In my case, I purchased the disk enclosure for a smaller disk where there wasn’t a problem. But I tried it with that 1T disk. I actually created the protective MBR using the enclosure. When seen later as an internal disk, the protective MBR only covered a small part of the disk (I guess 1/8 of it). But no data was stored. The enclosure is doing fine with a smaller disk. And I later purchased a SATA disk docking station, which handles the larger disk properly (see 512 byte logical sectors).

I missed that one (512 vs. 4096). But I still do not realy understand how this can happen :(. Hardware/firmware case I presume. I never was very good at those.

So I played around with this some more. Since it’s two external hard drive interfaces through USB 2/3, this is really tough to troubleshoot. Leap is the only system which seems to have no problems (and seems to be independent of the USB2/3 aspect) - BUT - I noticed Leap mounts the 3TB drive (formatted on USB2 ext4 and OS13.1x64) as an 3TB “removable” drive. The USB3 interface on Leap (in an old laptop) reads the 4TB drive as “primary” - does this provide any clues? It’s a little problematic that all drives are referred to as “primary” in Dolphin/KDE. But the drive I formatted on OS13.1x64, then read on Leap, gets a designation as a “removable” drive.

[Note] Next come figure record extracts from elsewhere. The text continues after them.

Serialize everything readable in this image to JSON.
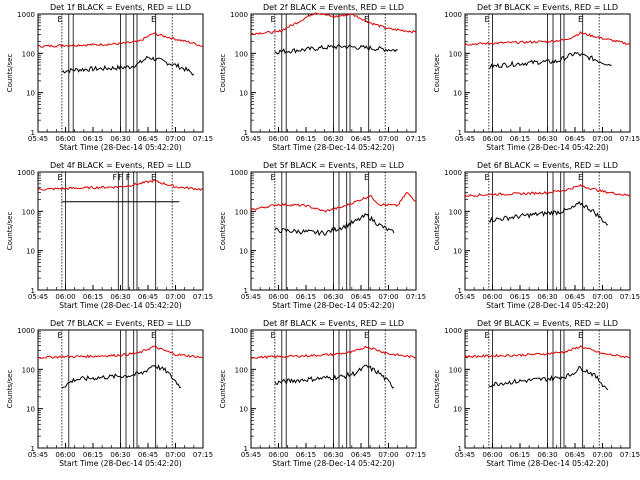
{
  "colors": {
    "events": "#000000",
    "lld": "#dd0000",
    "axis": "#000000",
    "background": "#ffffff"
  },
  "chart_data": [
    {
      "type": "line",
      "title": "Det 1f  BLACK = Events, RED = LLD",
      "ylabel": "Counts/sec",
      "xlabel": "Start Time (28-Dec-14 05:42:20)",
      "x_ticks": [
        "05:45",
        "06:00",
        "06:15",
        "06:30",
        "06:45",
        "07:00",
        "07:15"
      ],
      "y_ticks": [
        "1",
        "10",
        "100",
        "1000"
      ],
      "ylim": [
        1,
        1000
      ],
      "y_scale": "log",
      "flags": [
        "E",
        "E"
      ],
      "legend": "in title",
      "grid": false,
      "series": [
        {
          "name": "Events",
          "color": "#000000",
          "x": [
            "05:58",
            "06:05",
            "06:15",
            "06:25",
            "06:35",
            "06:40",
            "06:45",
            "06:52",
            "07:00",
            "07:05",
            "07:10"
          ],
          "values": [
            35,
            38,
            40,
            42,
            45,
            55,
            80,
            65,
            50,
            40,
            30
          ]
        },
        {
          "name": "LLD",
          "color": "#dd0000",
          "x": [
            "05:45",
            "06:00",
            "06:15",
            "06:30",
            "06:40",
            "06:48",
            "07:00",
            "07:10",
            "07:15"
          ],
          "values": [
            150,
            160,
            165,
            175,
            200,
            320,
            230,
            180,
            150
          ]
        }
      ]
    },
    {
      "type": "line",
      "title": "Det 2f  BLACK = Events, RED = LLD",
      "ylabel": "Counts/sec",
      "xlabel": "Start Time (28-Dec-14 05:42:20)",
      "x_ticks": [
        "05:45",
        "06:00",
        "06:15",
        "06:30",
        "06:45",
        "07:00",
        "07:15"
      ],
      "y_ticks": [
        "1",
        "10",
        "100",
        "1000"
      ],
      "ylim": [
        1,
        1000
      ],
      "y_scale": "log",
      "flags": [
        "E",
        "E"
      ],
      "legend": "in title",
      "grid": false,
      "series": [
        {
          "name": "Events",
          "color": "#000000",
          "x": [
            "05:58",
            "06:05",
            "06:15",
            "06:25",
            "06:35",
            "06:45",
            "06:55",
            "07:05"
          ],
          "values": [
            110,
            115,
            125,
            140,
            150,
            140,
            130,
            120
          ]
        },
        {
          "name": "LLD",
          "color": "#dd0000",
          "x": [
            "05:45",
            "06:00",
            "06:10",
            "06:20",
            "06:30",
            "06:40",
            "06:50",
            "07:00",
            "07:15"
          ],
          "values": [
            320,
            350,
            600,
            1100,
            850,
            1000,
            600,
            420,
            350
          ]
        }
      ]
    },
    {
      "type": "line",
      "title": "Det 3f  BLACK = Events, RED = LLD",
      "ylabel": "Counts/sec",
      "xlabel": "Start Time (28-Dec-14 05:42:20)",
      "x_ticks": [
        "05:45",
        "06:00",
        "06:15",
        "06:30",
        "06:45",
        "07:00",
        "07:15"
      ],
      "y_ticks": [
        "1",
        "10",
        "100",
        "1000"
      ],
      "ylim": [
        1,
        1000
      ],
      "y_scale": "log",
      "flags": [
        "E",
        "E"
      ],
      "legend": "in title",
      "grid": false,
      "series": [
        {
          "name": "Events",
          "color": "#000000",
          "x": [
            "05:58",
            "06:05",
            "06:15",
            "06:25",
            "06:35",
            "06:45",
            "06:52",
            "07:00",
            "07:05"
          ],
          "values": [
            45,
            50,
            55,
            60,
            62,
            100,
            80,
            60,
            50
          ]
        },
        {
          "name": "LLD",
          "color": "#dd0000",
          "x": [
            "05:45",
            "06:00",
            "06:15",
            "06:30",
            "06:40",
            "06:48",
            "07:00",
            "07:15"
          ],
          "values": [
            170,
            180,
            190,
            200,
            220,
            330,
            240,
            170
          ]
        }
      ]
    },
    {
      "type": "line",
      "title": "Det 4f  BLACK = Events, RED = LLD",
      "ylabel": "Counts/sec",
      "xlabel": "Start Time (28-Dec-14 05:42:20)",
      "x_ticks": [
        "05:45",
        "06:00",
        "06:15",
        "06:30",
        "06:45",
        "07:00",
        "07:15"
      ],
      "y_ticks": [
        "1",
        "10",
        "100",
        "1000"
      ],
      "ylim": [
        1,
        1000
      ],
      "y_scale": "log",
      "flags": [
        "E",
        "F",
        "F",
        "F",
        "E"
      ],
      "legend": "in title",
      "grid": false,
      "series": [
        {
          "name": "Events",
          "color": "#000000",
          "x": [
            "05:58",
            "06:15",
            "06:30",
            "06:45",
            "07:00",
            "07:02"
          ],
          "values": [
            175,
            175,
            175,
            175,
            175,
            175
          ]
        },
        {
          "name": "LLD",
          "color": "#dd0000",
          "x": [
            "05:45",
            "06:00",
            "06:15",
            "06:30",
            "06:40",
            "06:48",
            "07:00",
            "07:15"
          ],
          "values": [
            360,
            380,
            400,
            420,
            500,
            600,
            420,
            360
          ]
        }
      ]
    },
    {
      "type": "line",
      "title": "Det 5f  BLACK = Events, RED = LLD",
      "ylabel": "Counts/sec",
      "xlabel": "Start Time (28-Dec-14 05:42:20)",
      "x_ticks": [
        "05:45",
        "06:00",
        "06:15",
        "06:30",
        "06:45",
        "07:00",
        "07:15"
      ],
      "y_ticks": [
        "1",
        "10",
        "100",
        "1000"
      ],
      "ylim": [
        1,
        1000
      ],
      "y_scale": "log",
      "flags": [
        "E",
        "E"
      ],
      "legend": "in title",
      "grid": false,
      "series": [
        {
          "name": "Events",
          "color": "#000000",
          "x": [
            "05:58",
            "06:05",
            "06:15",
            "06:25",
            "06:35",
            "06:42",
            "06:48",
            "06:55",
            "07:03"
          ],
          "values": [
            33,
            32,
            30,
            28,
            40,
            55,
            80,
            45,
            28
          ]
        },
        {
          "name": "LLD",
          "color": "#dd0000",
          "x": [
            "05:45",
            "06:00",
            "06:15",
            "06:25",
            "06:35",
            "06:45",
            "06:50",
            "06:55",
            "07:05",
            "07:10",
            "07:15"
          ],
          "values": [
            110,
            150,
            140,
            100,
            130,
            200,
            250,
            150,
            140,
            300,
            180
          ]
        }
      ]
    },
    {
      "type": "line",
      "title": "Det 6f  BLACK = Events, RED = LLD",
      "ylabel": "Counts/sec",
      "xlabel": "Start Time (28-Dec-14 05:42:20)",
      "x_ticks": [
        "05:45",
        "06:00",
        "06:15",
        "06:30",
        "06:45",
        "07:00",
        "07:15"
      ],
      "y_ticks": [
        "1",
        "10",
        "100",
        "1000"
      ],
      "ylim": [
        1,
        1000
      ],
      "y_scale": "log",
      "flags": [
        "E",
        "E"
      ],
      "legend": "in title",
      "grid": false,
      "series": [
        {
          "name": "Events",
          "color": "#000000",
          "x": [
            "05:58",
            "06:05",
            "06:15",
            "06:25",
            "06:35",
            "06:42",
            "06:48",
            "06:55",
            "07:03"
          ],
          "values": [
            60,
            65,
            75,
            85,
            95,
            110,
            160,
            100,
            45
          ]
        },
        {
          "name": "LLD",
          "color": "#dd0000",
          "x": [
            "05:45",
            "06:00",
            "06:15",
            "06:30",
            "06:40",
            "06:48",
            "07:00",
            "07:15"
          ],
          "values": [
            250,
            270,
            280,
            300,
            350,
            450,
            320,
            250
          ]
        }
      ]
    },
    {
      "type": "line",
      "title": "Det 7f  BLACK = Events, RED = LLD",
      "ylabel": "Counts/sec",
      "xlabel": "Start Time (28-Dec-14 05:42:20)",
      "x_ticks": [
        "05:45",
        "06:00",
        "06:15",
        "06:30",
        "06:45",
        "07:00",
        "07:15"
      ],
      "y_ticks": [
        "1",
        "10",
        "100",
        "1000"
      ],
      "ylim": [
        1,
        1000
      ],
      "y_scale": "log",
      "flags": [
        "E",
        "E"
      ],
      "legend": "in title",
      "grid": false,
      "series": [
        {
          "name": "Events",
          "color": "#000000",
          "x": [
            "05:58",
            "06:05",
            "06:15",
            "06:25",
            "06:35",
            "06:42",
            "06:48",
            "06:55",
            "07:03"
          ],
          "values": [
            35,
            55,
            60,
            65,
            70,
            80,
            130,
            90,
            35
          ]
        },
        {
          "name": "LLD",
          "color": "#dd0000",
          "x": [
            "05:45",
            "06:00",
            "06:15",
            "06:30",
            "06:40",
            "06:48",
            "07:00",
            "07:15"
          ],
          "values": [
            200,
            210,
            215,
            230,
            260,
            380,
            240,
            200
          ]
        }
      ]
    },
    {
      "type": "line",
      "title": "Det 8f  BLACK = Events, RED = LLD",
      "ylabel": "Counts/sec",
      "xlabel": "Start Time (28-Dec-14 05:42:20)",
      "x_ticks": [
        "05:45",
        "06:00",
        "06:15",
        "06:30",
        "06:45",
        "07:00",
        "07:15"
      ],
      "y_ticks": [
        "1",
        "10",
        "100",
        "1000"
      ],
      "ylim": [
        1,
        1000
      ],
      "y_scale": "log",
      "flags": [
        "E",
        "E"
      ],
      "legend": "in title",
      "grid": false,
      "series": [
        {
          "name": "Events",
          "color": "#000000",
          "x": [
            "05:58",
            "06:05",
            "06:15",
            "06:25",
            "06:35",
            "06:42",
            "06:48",
            "06:55",
            "07:03"
          ],
          "values": [
            45,
            50,
            55,
            60,
            65,
            80,
            120,
            80,
            35
          ]
        },
        {
          "name": "LLD",
          "color": "#dd0000",
          "x": [
            "05:45",
            "06:00",
            "06:15",
            "06:30",
            "06:40",
            "06:48",
            "07:00",
            "07:15"
          ],
          "values": [
            200,
            210,
            220,
            240,
            270,
            380,
            250,
            200
          ]
        }
      ]
    },
    {
      "type": "line",
      "title": "Det 9f  BLACK = Events, RED = LLD",
      "ylabel": "Counts/sec",
      "xlabel": "Start Time (28-Dec-14 05:42:20)",
      "x_ticks": [
        "05:45",
        "06:00",
        "06:15",
        "06:30",
        "06:45",
        "07:00",
        "07:15"
      ],
      "y_ticks": [
        "1",
        "10",
        "100",
        "1000"
      ],
      "ylim": [
        1,
        1000
      ],
      "y_scale": "log",
      "flags": [
        "E",
        "E"
      ],
      "legend": "in title",
      "grid": false,
      "series": [
        {
          "name": "Events",
          "color": "#000000",
          "x": [
            "05:58",
            "06:05",
            "06:15",
            "06:25",
            "06:35",
            "06:42",
            "06:48",
            "06:55",
            "07:03"
          ],
          "values": [
            40,
            45,
            50,
            55,
            60,
            70,
            110,
            75,
            30
          ]
        },
        {
          "name": "LLD",
          "color": "#dd0000",
          "x": [
            "05:45",
            "06:00",
            "06:15",
            "06:30",
            "06:40",
            "06:48",
            "07:00",
            "07:15"
          ],
          "values": [
            210,
            220,
            230,
            250,
            280,
            380,
            250,
            200
          ]
        }
      ]
    }
  ]
}
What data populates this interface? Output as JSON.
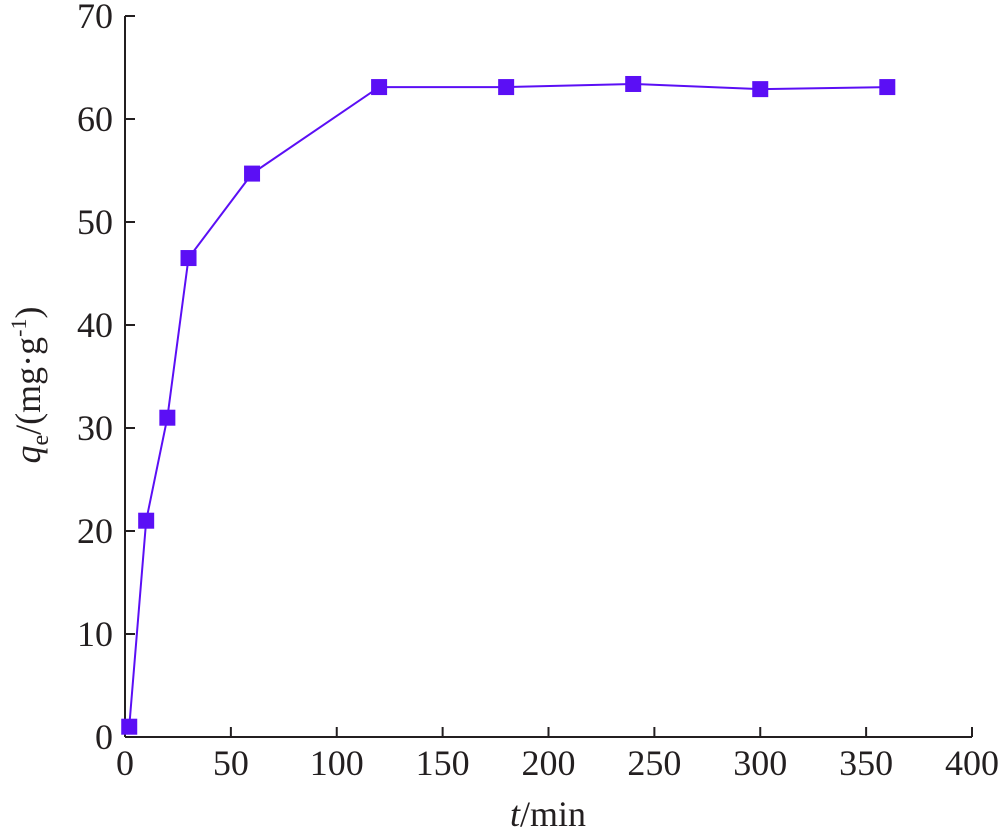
{
  "chart_data": {
    "type": "line",
    "x": [
      2,
      10,
      20,
      30,
      60,
      120,
      180,
      240,
      300,
      360
    ],
    "series": [
      {
        "color": "#5b0ff5",
        "values": [
          1.0,
          21,
          31,
          46.5,
          54.7,
          63.1,
          63.1,
          63.4,
          62.9,
          63.1
        ]
      }
    ],
    "xlim": [
      0,
      400
    ],
    "xticks": [
      0,
      50,
      100,
      150,
      200,
      250,
      300,
      350,
      400
    ],
    "ylim": [
      0,
      70
    ],
    "yticks": [
      0,
      10,
      20,
      30,
      40,
      50,
      60,
      70
    ],
    "x_label": {
      "symbol": "t",
      "unit": "/min"
    },
    "y_label": {
      "symbol": "q",
      "subscript": "e",
      "unit": "/(mg·g",
      "superscript": "-1",
      "close": ")"
    },
    "grid": false
  }
}
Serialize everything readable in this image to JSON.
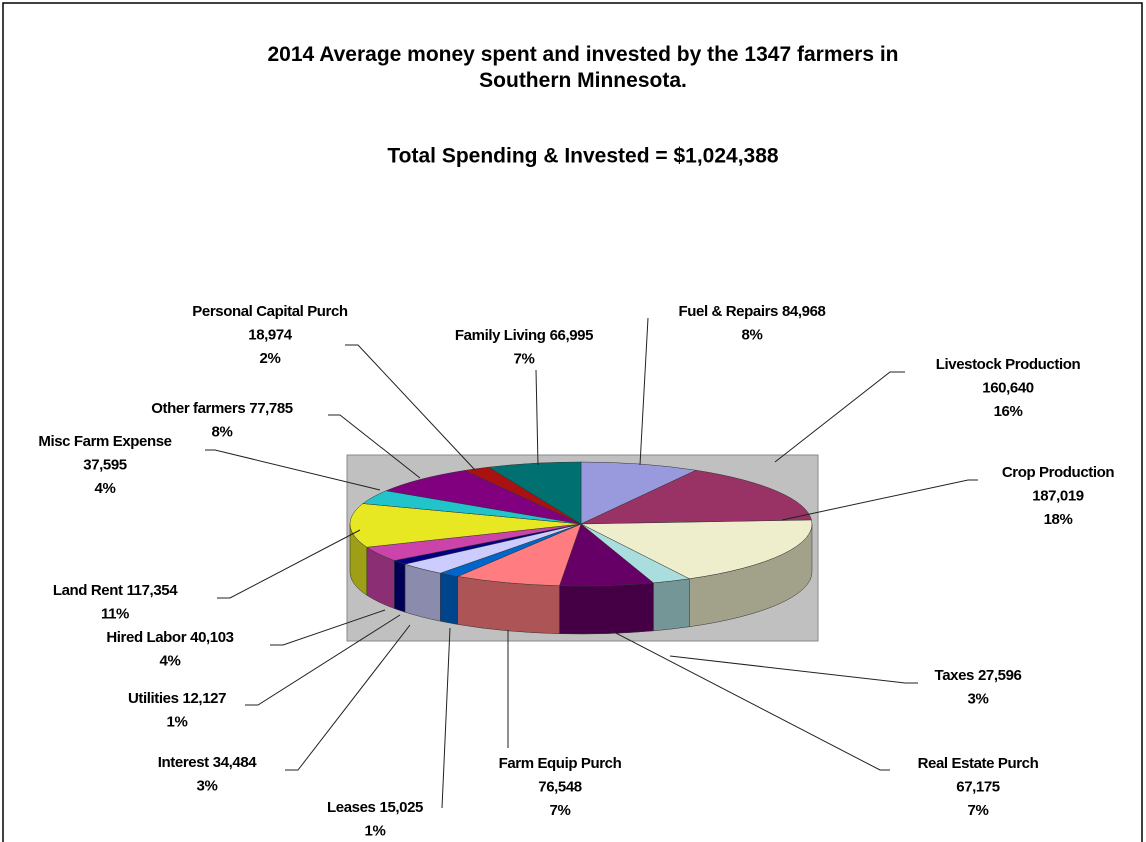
{
  "chart_data": {
    "type": "pie3d",
    "title": "2014 Average money spent  and invested by the 1347 farmers in Southern Minnesota.",
    "subtitle": "Total Spending & Invested = $1,024,388",
    "categories": [
      "Fuel & Repairs",
      "Livestock Production",
      "Crop Production",
      "Taxes",
      "Real Estate Purch",
      "Farm Equip Purch",
      "Leases",
      "Interest",
      "Utilities",
      "Hired Labor",
      "Land Rent",
      "Misc Farm Expense",
      "Other farmers",
      "Personal Capital Purch",
      "Family Living"
    ],
    "values": [
      84968,
      160640,
      187019,
      27596,
      67175,
      76548,
      15025,
      34484,
      12127,
      40103,
      117354,
      37595,
      77785,
      18974,
      66995
    ],
    "value_labels": [
      "84,968",
      "160,640",
      "187,019",
      "27,596",
      "67,175",
      "76,548",
      "15,025",
      "34,484",
      "12,127",
      "40,103",
      "117,354",
      "37,595",
      "77,785",
      "18,974",
      "66,995"
    ],
    "percents": [
      8,
      16,
      18,
      3,
      7,
      7,
      1,
      3,
      1,
      4,
      11,
      4,
      8,
      2,
      7
    ],
    "percent_labels": [
      "8%",
      "16%",
      "18%",
      "3%",
      "7%",
      "7%",
      "1%",
      "3%",
      "1%",
      "4%",
      "11%",
      "4%",
      "8%",
      "2%",
      "7%"
    ],
    "colors": [
      "#9999dd",
      "#993366",
      "#eeeecc",
      "#aadddd",
      "#660066",
      "#ff7c80",
      "#0066cc",
      "#ccccff",
      "#000080",
      "#cc44aa",
      "#e8e822",
      "#22c4cc",
      "#800080",
      "#aa1111",
      "#007070"
    ]
  }
}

BTW: All my many USB thumb drives are referred-do in Dolphin/KDE by their drive names, not as “primary” or “removable.” Weird!!!:\ But does it mean anything or is this just an overlooked feature of Dolphin?

OpenSuSE 13.1 does not automount a USB hard disc drive like a USB memory stick. You have to mount it the old-fashioned way: mount /dev/sdb1 mount. Note that your USB drive may be recognized as something else, e.g. /dev/sdd1 if you have another USB device like a memory card reader installed. However, a kernel update will allow automounting.

I think some of this depends on the controller chips in those external USB drive adapters.